Our US nodes span three cities across the South, Central, and Midwest regions. Miami runs on AS202673 (Ohz Digital SL) and is the southernmost probe — useful for measuring connectivity relevant to Latin American networks and Caribbean-facing services. Dallas runs on AS201129 (Linceris International Cloud) at Dallas DC, positioned at the intersection of south-central US routes with good proximity to both Equinix Dallas peering and central US backbone routes. Kansas City runs on AS22295 (Advin Services LLC / Tierhive) in the Midwest, providing a third vantage point with direct access to central US carrier paths.
Reference RTTs from these nodes under normal load: Miami to London is approximately 120 ms, Miami to São Paulo around 85 ms. Dallas to Frankfurt typically runs 130–135 ms via transatlantic submarine cables landing on the US East Coast. Kansas City to New York is roughly 35 ms, and Kansas City to Los Angeles is in the 40–45 ms range.

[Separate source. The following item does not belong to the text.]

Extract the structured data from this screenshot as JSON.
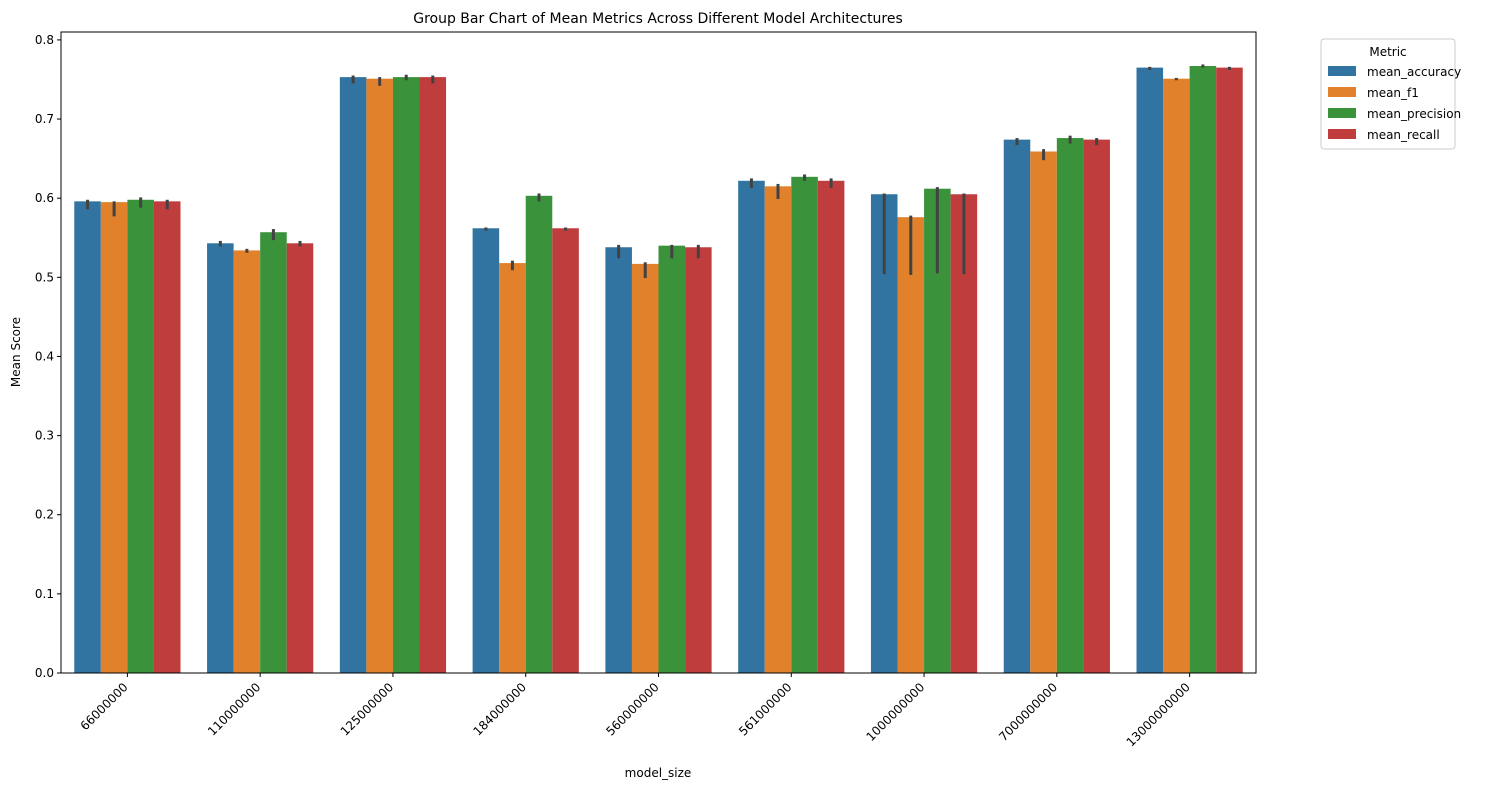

These figures vary by carrier — Cogent and Lumen have different peering strategies at Ashburn, which produces measurably different latency for the same destination depending on which AS the probe exits through.
Key US transit providers reachable from all three nodes include AT&T (AS7018), Comcast Business (AS7922), Lumen (AS3356), Cogent (AS174), and NTT America (AS2914). These five carriers collectively carry the majority of US internet traffic and each maintains presence in Dallas, Kansas City, and Miami in addition to Ashburn. At the IX level, DE-CIX New York and NYIIX serve the Northeast corridor. Equinix Dallas and CoreSite serve south-central US. Miami is served by the NAP of the Americas facility, a major Latin America-facing interconnect point operated by Equinix.
Running checks across all three US nodes simultaneously provides geographic diversity within a single country that matters. A server hosted on AWS us-east-1 will show different RTTs from Miami (via southeast paths), Dallas (via south-central), and Kansas City (via central US backbone). A CDN with US PoPs should show low single-digit or sub-10ms results from all three. If one node shows significantly higher latency than the others, the routing from that city or the serving carrier is suboptimal for that node's upstream transit mix.